1Vestibulocochlear Research Center & Department of Microbiology, Wonkwang University School of Medicine, Jeonbuk 570-749, Korea.

We investigated the cytoprotective mechanisms of flunarizine in cisplatin-induced death of auditory cells. Concomitant with an increase in viability, treatment with flunarizine resulted in a marked dissociation of Nrf2/Keap1 and subsequent intranuclear translocation of Nrf2, which was mediated by PI3K-Akt signaling. Overexpression of Nrf2 protected cells from cisplatin along with transcriptional activation of ARE to generate heme oxygenase-1 (HO-1). Pretreatment with flunarizine predominantly increased the transcriptional activity of HO-1 among Nrf2-driven transcripts, including HO-1, NQO1, GCLC, GCLM, GSTmu-1, and GSTA4. Furthermore, both pharmacological inhibition and siRNA transfection of HO-1 completely abolished the flunarizine-mediated protection of HEI-OC1 cells and the primary rat (P2) organ of Corti explants from cisplatin.
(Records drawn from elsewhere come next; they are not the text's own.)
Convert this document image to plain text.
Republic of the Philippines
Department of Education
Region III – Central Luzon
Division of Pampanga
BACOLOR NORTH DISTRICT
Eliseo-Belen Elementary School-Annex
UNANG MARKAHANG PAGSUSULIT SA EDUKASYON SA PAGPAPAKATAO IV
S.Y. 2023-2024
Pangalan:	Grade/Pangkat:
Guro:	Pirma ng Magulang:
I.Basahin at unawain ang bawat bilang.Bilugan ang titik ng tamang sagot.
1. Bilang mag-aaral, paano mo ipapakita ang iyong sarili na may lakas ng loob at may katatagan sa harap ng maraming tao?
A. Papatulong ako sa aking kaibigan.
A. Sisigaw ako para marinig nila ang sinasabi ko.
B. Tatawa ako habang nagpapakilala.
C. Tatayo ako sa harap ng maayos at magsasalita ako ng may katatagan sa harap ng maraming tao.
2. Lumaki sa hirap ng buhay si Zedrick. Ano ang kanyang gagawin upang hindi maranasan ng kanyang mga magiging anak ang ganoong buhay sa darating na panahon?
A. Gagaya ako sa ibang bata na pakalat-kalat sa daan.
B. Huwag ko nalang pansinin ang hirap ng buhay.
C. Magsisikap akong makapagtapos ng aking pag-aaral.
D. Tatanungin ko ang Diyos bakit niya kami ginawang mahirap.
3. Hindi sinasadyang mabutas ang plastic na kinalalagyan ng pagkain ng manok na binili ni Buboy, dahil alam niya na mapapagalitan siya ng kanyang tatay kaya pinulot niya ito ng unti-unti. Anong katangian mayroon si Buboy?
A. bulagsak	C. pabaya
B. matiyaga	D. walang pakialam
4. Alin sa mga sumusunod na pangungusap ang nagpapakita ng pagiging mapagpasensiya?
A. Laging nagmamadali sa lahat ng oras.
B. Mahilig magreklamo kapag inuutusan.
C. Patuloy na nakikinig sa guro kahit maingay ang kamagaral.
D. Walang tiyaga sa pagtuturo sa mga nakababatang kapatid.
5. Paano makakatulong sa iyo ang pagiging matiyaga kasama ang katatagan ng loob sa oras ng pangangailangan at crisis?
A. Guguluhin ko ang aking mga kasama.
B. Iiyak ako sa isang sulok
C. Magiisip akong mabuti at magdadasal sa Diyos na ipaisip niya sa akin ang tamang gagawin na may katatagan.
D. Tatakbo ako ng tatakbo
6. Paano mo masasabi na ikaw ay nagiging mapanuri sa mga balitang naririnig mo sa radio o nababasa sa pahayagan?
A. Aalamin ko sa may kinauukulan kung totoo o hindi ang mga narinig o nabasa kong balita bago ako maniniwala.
These results suggest that Nrf2-driven transcriptional activation of ARE through PI3K-Akt signaling augments the generation of HO-1, which may be a critically important determinant in cellular response toward cisplatin and the cytoprotective effect of flunarizine against cisplatin.Cell Death and Differentiation advance online publication, 17 February 2006; doi:10.1038/sj.cdd.4401863.